Altlußheim

Albert-Schweitzer-Schule Viertklässler gestalten Bühnenprogramm für ihren letzten Schultag

Akrobatikshow zum Abschied

Archivartikel

Altlußheim.„Mach’s gut, Auf Wiedersehen!“, mit diesem Lied verabschiedeten sich die vierten Klassen der Albert-Schweitzer-Schule in die Sommerferien. Doch nicht nur dieses Lied stand auf dem Programm. Für die Feier hatten sich die Schüler einiges einfallen lassen und eine bunte Show gestaltet

Die Klasse 4 a gab einen, nicht ganz ernst gemeinten, Ausschnitt aus einer Unterrichtsstunde zum Besten, während einige Schüler der 4 b an einer Quizshow teilnahmen, um herauszufinden, wer Superschüler wird.
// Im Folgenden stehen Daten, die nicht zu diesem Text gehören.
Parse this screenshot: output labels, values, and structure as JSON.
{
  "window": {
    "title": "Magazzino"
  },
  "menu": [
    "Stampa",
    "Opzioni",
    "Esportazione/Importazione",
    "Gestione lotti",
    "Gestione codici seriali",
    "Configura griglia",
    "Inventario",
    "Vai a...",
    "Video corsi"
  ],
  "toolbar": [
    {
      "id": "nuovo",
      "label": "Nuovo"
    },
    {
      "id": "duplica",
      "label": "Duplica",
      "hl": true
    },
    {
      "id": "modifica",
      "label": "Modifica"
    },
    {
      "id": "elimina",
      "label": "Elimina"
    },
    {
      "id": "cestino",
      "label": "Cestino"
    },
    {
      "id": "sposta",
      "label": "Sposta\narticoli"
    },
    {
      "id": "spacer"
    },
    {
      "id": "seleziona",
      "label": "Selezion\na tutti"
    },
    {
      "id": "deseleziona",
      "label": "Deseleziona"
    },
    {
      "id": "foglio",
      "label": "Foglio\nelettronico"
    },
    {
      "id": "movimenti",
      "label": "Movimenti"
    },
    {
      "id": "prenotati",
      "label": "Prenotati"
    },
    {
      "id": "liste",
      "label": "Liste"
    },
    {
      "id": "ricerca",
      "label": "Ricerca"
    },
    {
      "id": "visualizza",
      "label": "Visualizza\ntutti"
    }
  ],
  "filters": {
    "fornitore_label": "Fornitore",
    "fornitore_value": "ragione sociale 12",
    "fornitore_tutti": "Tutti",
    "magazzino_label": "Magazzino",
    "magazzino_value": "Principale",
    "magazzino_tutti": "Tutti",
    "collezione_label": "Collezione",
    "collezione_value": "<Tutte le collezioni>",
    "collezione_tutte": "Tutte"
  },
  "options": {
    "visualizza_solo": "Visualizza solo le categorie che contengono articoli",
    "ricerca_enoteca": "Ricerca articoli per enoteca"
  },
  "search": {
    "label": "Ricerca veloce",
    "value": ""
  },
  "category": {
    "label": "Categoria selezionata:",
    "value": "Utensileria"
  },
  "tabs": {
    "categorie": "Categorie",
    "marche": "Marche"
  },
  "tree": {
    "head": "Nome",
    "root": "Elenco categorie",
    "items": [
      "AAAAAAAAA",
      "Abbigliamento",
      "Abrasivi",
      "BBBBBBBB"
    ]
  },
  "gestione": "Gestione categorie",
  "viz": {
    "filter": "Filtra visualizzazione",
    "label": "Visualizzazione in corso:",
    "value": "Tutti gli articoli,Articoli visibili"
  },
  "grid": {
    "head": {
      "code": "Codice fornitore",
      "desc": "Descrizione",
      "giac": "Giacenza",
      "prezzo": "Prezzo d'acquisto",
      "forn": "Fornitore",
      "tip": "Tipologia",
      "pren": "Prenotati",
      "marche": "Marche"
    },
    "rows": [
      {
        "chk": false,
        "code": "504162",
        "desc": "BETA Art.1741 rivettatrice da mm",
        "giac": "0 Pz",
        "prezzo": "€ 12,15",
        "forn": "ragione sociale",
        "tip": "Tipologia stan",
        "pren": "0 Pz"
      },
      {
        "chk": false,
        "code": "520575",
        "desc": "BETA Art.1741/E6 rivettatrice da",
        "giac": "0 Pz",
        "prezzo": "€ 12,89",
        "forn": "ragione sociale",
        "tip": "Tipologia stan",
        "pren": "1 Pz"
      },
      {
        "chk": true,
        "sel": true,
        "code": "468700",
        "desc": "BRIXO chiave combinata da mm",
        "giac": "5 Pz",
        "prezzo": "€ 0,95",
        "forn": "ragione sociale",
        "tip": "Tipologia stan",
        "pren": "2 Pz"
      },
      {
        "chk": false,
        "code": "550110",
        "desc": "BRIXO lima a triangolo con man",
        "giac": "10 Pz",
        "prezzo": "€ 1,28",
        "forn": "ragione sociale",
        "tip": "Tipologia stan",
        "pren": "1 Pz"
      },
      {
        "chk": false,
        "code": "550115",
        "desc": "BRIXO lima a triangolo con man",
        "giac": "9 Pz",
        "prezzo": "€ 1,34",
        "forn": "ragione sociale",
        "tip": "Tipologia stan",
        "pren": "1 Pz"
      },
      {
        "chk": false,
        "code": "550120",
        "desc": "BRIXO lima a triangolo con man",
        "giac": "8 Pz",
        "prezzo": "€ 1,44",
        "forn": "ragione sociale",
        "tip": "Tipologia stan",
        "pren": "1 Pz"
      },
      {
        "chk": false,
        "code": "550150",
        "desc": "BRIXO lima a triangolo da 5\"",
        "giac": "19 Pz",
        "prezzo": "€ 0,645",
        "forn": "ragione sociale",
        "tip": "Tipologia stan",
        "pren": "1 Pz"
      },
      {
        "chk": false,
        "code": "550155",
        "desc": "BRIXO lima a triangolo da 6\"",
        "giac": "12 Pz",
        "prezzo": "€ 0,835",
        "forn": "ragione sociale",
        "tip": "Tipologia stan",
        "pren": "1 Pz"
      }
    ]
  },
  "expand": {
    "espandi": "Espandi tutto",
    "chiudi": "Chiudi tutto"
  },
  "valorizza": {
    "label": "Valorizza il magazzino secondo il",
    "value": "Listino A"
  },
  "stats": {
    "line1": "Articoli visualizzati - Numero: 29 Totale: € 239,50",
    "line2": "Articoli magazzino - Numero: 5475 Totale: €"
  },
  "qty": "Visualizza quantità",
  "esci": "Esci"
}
Danach erfreuten einige Schüler der beiden Klassen die Zuschauer mit dem Sketch „Wir packen unsere Sachen und nehmen mit“, indem sie die Dinge herausstellten, die ihnen am meisten aus ihrer Grundschulzeit in Erinnerung bleiben werden. Mit zwei Flötenstücken, unter anderem „Nehmt Abschied Brüder ungewiss“, stimmten zwei Viertklässler das Publikum auf die Pause ein.

Woher kommt der Erfolg?

Danach zeigte die Theater-AG ihr Können und schnitt mit einer spritzigen Darstellung ein doch wichtiges Thema an: Was braucht man, um im Leben zu bestehen? In einer Talkshow wurden Frau Fleiß, Frau Hoffnung, Herr Money und Frau Glück interviewt und zwei Schüler stellten am Ende fest, dass es zum Bestehen im Leben einer Mischung aus allem bedarf.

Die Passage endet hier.